1. It has structured data (JSON-LD)

A page with schema.org JSON-LD — Article, FAQPage, LocalBusiness — lets AI read stated values instead of guessing facts from prose. Typed data like price, hours, and publish date is especially good at raising citation confidence. Our schema generator produces page-appropriate JSON-LD from a single URL.

2. The conclusion is at the top

When AI synthesizes an answer, it weighs the top of the page most heavily. A paragraph that opens with "Bottom line:" is itself an extractable answer fragment, so it's more likely to be quoted. Articles that bury the point under a long intro get pushed down the ranking.

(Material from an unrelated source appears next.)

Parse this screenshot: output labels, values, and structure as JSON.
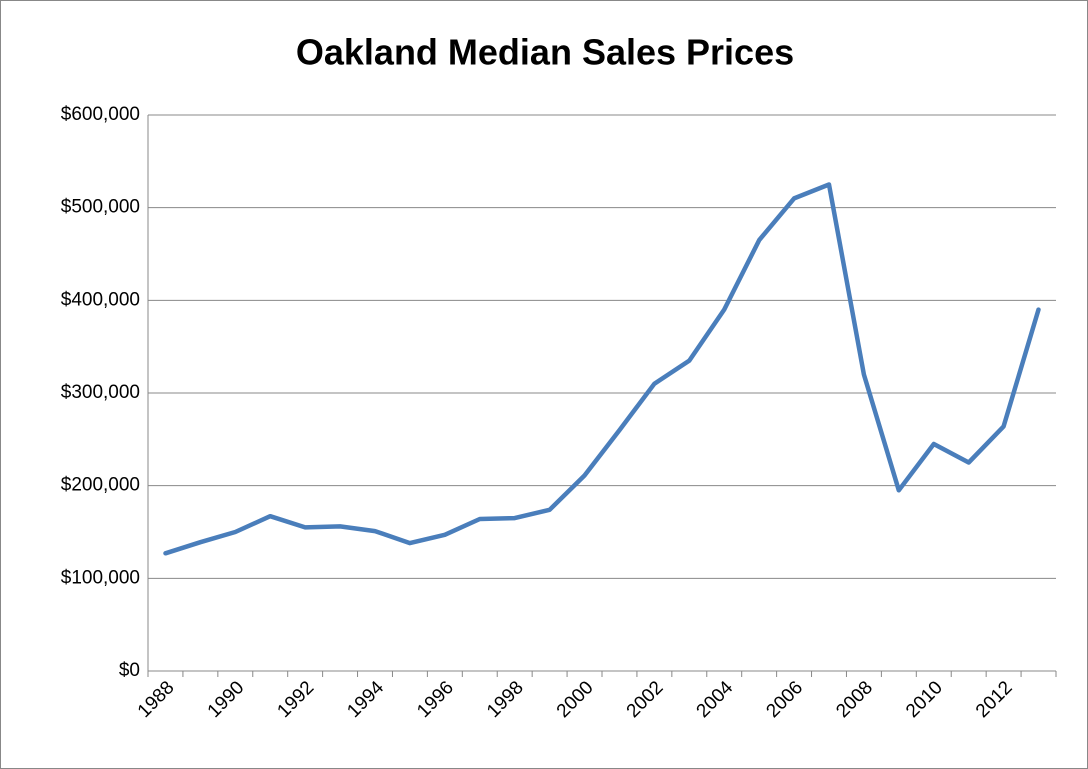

3. Freshness signals are obvious

Perplexity responds strongly to "recent" queries. State the published/updated date in the body and fill the JSON-LD dateModified, and you'll be cited ahead of older pages on the same topic. A 2021 article rarely gets picked for a query seeking 2026 information.

4. The entity is clear

If it's vague who "you" are and what you do, AI hesitates to cite you. Repeating your business name, location, and category consistently across body copy and structured data sharpens the entity and raises your odds of being chosen for location+category queries like "Hapjeong hair salon Seoul."

5. There's an FAQ block

Question-answer pairs share the same structure as an AI answer, so they get quoted almost verbatim. Add FAQPage JSON-LD and the questions themselves match search queries, lifting citation odds sharply. The FAQ at the bottom of this article exists for exactly that reason.

6. The author is named

A page with a named author and a profile link is trusted more than an anonymous one. When Article JSON-LD's author links to a real person entity (@id), AI grades the page as expert-written.

7. It's mentioned elsewhere

When other sites, news, or directories mention the business or the article, its weight in AI's trust graph rises. External mentions are hard to manufacture quickly, but once the first six are in place, citations and shares follow and accumulate on their own.

Summary

You don't need all seven at once. Getting just #1, #2, and #5 (structured data, conclusion-first, FAQ) already puts you in the candidate pool. To redesign the whole structure at once, see GEO:lab consulting; to do it yourself, start with how to write llms.txt.

Frequently asked questions

Do I need all seven to get cited?
No. Just three — structured data, conclusion-first, and FAQ — already make you a candidate. The seven are a priority list, not simultaneous requirements.
Does more content raise citation odds?
Shape matters more than volume. Machine-extractable conclusion-first paragraphs, Q&A pairs, and stated facts (price, date) raise odds more than long prose.
How do I signal freshness?
State the published/updated date in the body and fill the Article JSON-LD dateModified. For recent queries, Perplexity cites updated pages ahead of stale ones.